If you bother to read the paper there are many points than the one you cherry picked.

proudfootz wrote:Good to see someone making an effort to help make the assumptions of the 'judgement calls' of historians more explicit and more amenable to logical analysis.


Except in this case it's a historian discussing historical method.

A historian deploying deliberate sophistry.


Again - a historian discussing applying a valid logical process to historical methodology might look like sophistry to you, but so far you've only shown an ability to misunderstand what's in the paper and an ability to misrepresent it.

Look, there are good arguments to be made about looking deeper than the obvious interpretation of Brother of the Lord and the standard application of the criterion of embarrassment. That case isn't helped by bullshit like this.

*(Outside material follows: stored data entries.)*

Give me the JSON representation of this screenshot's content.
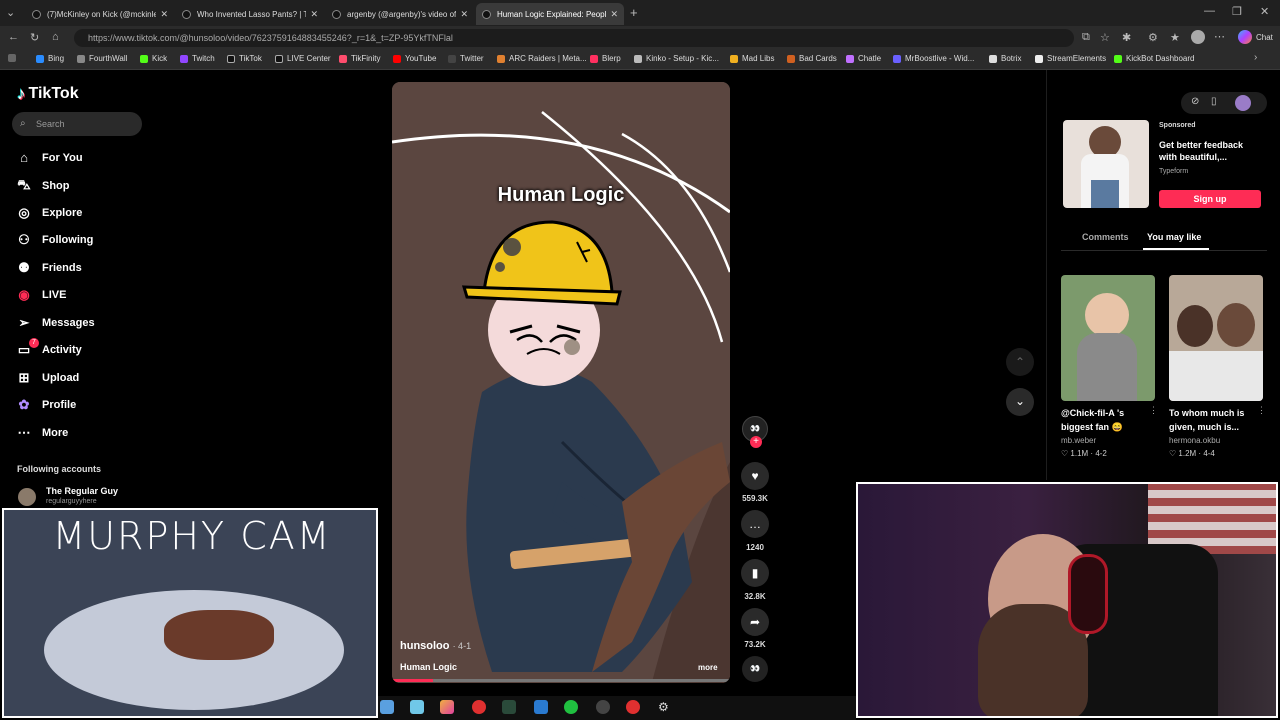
{
  "browser": {
    "tabs": [
      {
        "label": "(7)McKinley on Kick (@mckinley.tv"
      },
      {
        "label": "Who Invented Lasso Pants? | TikTo"
      },
      {
        "label": "argenby (@argenby)'s video of arg"
      },
      {
        "label": "Human Logic Explained: People's B"
      }
    ],
    "url": "https://www.tiktok.com/@hunsoloo/video/7623759164883455246?_r=1&_t=ZP-95YkfTNFlal",
    "chat_label": "Chat",
    "bookmarks": [
      {
        "label": "Bing"
      },
      {
        "label": "FourthWall"
      },
      {
        "label": "Kick"
      },
      {
        "label": "Twitch"
      },
      {
        "label": "TikTok"
      },
      {
        "label": "LIVE Center"
      },
      {
        "label": "TikFinity"
      },
      {
        "label": "YouTube"
      },
      {
        "label": "Twitter"
      },
      {
        "label": "ARC Raiders | Meta..."
      },
      {
        "label": "Blerp"
      },
      {
        "label": "Kinko - Setup - Kic..."
      },
      {
        "label": "Mad Libs"
      },
      {
        "label": "Bad Cards"
      },
      {
        "label": "Chatle"
      },
      {
        "label": "MrBoostlive - Wid..."
      },
      {
        "label": "Botrix"
      },
      {
        "label": "StreamElements"
      },
      {
        "label": "KickBot Dashboard"
      }
    ]
  },
  "tiktok": {
    "logo": "TikTok",
    "search_placeholder": "Search",
    "nav": [
      {
        "label": "For You",
        "icon": "home-icon"
      },
      {
        "label": "Shop",
        "icon": "shop-icon"
      },
      {
        "label": "Explore",
        "icon": "compass-icon"
      },
      {
        "label": "Following",
        "icon": "following-icon"
      },
      {
        "label": "Friends",
        "icon": "friends-icon"
      },
      {
        "label": "LIVE",
        "icon": "live-icon"
      },
      {
        "label": "Messages",
        "icon": "messages-icon"
      },
      {
        "label": "Activity",
        "icon": "activity-icon",
        "badge": "7"
      },
      {
        "label": "Upload",
        "icon": "upload-icon"
      },
      {
        "label": "Profile",
        "icon": "profile-icon"
      },
      {
        "label": "More",
        "icon": "more-icon"
      }
    ],
    "following_heading": "Following accounts",
    "following": [
      {
        "name": "The Regular Guy",
        "handle": "regularguyyhere"
      }
    ],
    "video": {
      "overlay_title": "Human Logic",
      "author": "hunsoloo",
      "date": "· 4-1",
      "caption": "Human Logic",
      "more": "more",
      "likes": "559.3K",
      "comments": "1240",
      "saves": "32.8K",
      "shares": "73.2K",
      "progress": 0.12
    },
    "sponsored": {
      "label": "Sponsored",
      "title": "Get better feedback with beautiful,...",
      "brand": "Typeform",
      "cta": "Sign up"
    },
    "panel_tabs": [
      "Comments",
      "You may like"
    ],
    "recommendations": [
      {
        "title": "@Chick-fil-A 's biggest fan 😄",
        "author": "mb.weber",
        "likes": "1.1M",
        "date": "4-2"
      },
      {
        "title": "To whom much is given, much is...",
        "author": "hermona.okbu",
        "likes": "1.2M",
        "date": "4-4"
      }
    ]
  },
  "overlay": {
    "cam_title": "MURPHY CAM"
  },
  "colors": {
    "tiktok_red": "#fe2c55",
    "video_bg": "#5b4640",
    "helmet": "#f0c419"
  }
}
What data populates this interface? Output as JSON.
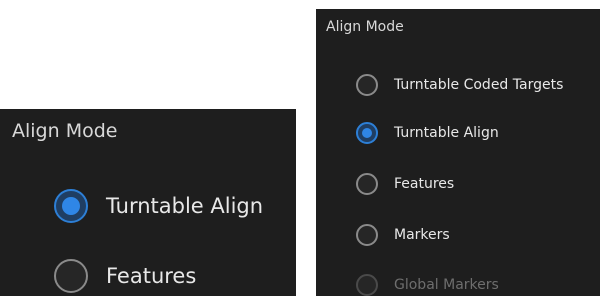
{
  "left_panel": {
    "title": "Align Mode",
    "options": [
      {
        "label": "Turntable Align",
        "selected": true
      },
      {
        "label": "Features",
        "selected": false
      }
    ]
  },
  "right_panel": {
    "title": "Align Mode",
    "options": [
      {
        "label": "Turntable Coded Targets",
        "selected": false
      },
      {
        "label": "Turntable Align",
        "selected": true
      },
      {
        "label": "Features",
        "selected": false
      },
      {
        "label": "Markers",
        "selected": false
      },
      {
        "label": "Global Markers",
        "selected": false,
        "disabled": true
      }
    ]
  },
  "colors": {
    "panel_background": "#1e1e1e",
    "accent": "#2f86e6",
    "text": "#e8e8e8",
    "disabled_text": "#6e6e6e"
  }
}
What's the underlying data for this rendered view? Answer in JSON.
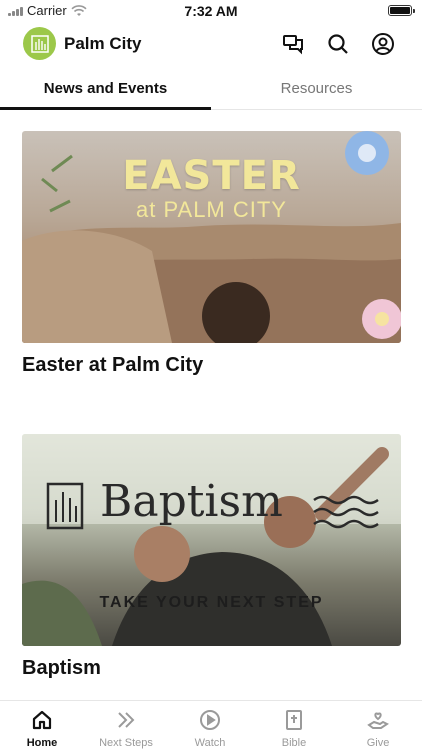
{
  "status_bar": {
    "carrier": "Carrier",
    "time": "7:32 AM"
  },
  "header": {
    "title": "Palm City",
    "icons": [
      "chat-icon",
      "search-icon",
      "profile-icon"
    ]
  },
  "tabs": [
    {
      "label": "News and Events",
      "active": true
    },
    {
      "label": "Resources",
      "active": false
    }
  ],
  "cards": [
    {
      "title": "Easter at Palm City",
      "image": {
        "headline": "EASTER",
        "subline": "at PALM CITY"
      }
    },
    {
      "title": "Baptism",
      "image": {
        "headline": "Baptism",
        "tagline": "TAKE YOUR NEXT STEP"
      }
    }
  ],
  "bottom_nav": [
    {
      "label": "Home",
      "icon": "home-icon",
      "active": true
    },
    {
      "label": "Next Steps",
      "icon": "chevrons-icon",
      "active": false
    },
    {
      "label": "Watch",
      "icon": "play-icon",
      "active": false
    },
    {
      "label": "Bible",
      "icon": "bible-icon",
      "active": false
    },
    {
      "label": "Give",
      "icon": "give-icon",
      "active": false
    }
  ],
  "colors": {
    "accent": "#111111",
    "logo": "#9cc84a",
    "inactive": "#9a9a9a"
  }
}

Thus far it seems the bullshit you're slinging is not helpful, either.

proudfootz wrote:
logical bob wrote:The bigger point is that history doesn't handle probabilities in a mathematical way and has never claimed to do so.

This may be true - but then we're left with the constant refrain of 'more likely' or 'more probable' as used in arguments about history merely being sounds without much meaning if we're to be left in the dark about how much more likely or probable.

History is subjective. There's no getting away from that. It might be nice if we could settle the HJ question with a calculator, but we can't. Deal with it.


Nice use of the strawman! :clap:

I guess if you're happy to live with historians cloaking their bullshit in 'truthy' sounding phrases like 'probable' and 'likely' I will have to live with that.

Just as you'll have to live with the fact that others would like history to be a little less vague than all that.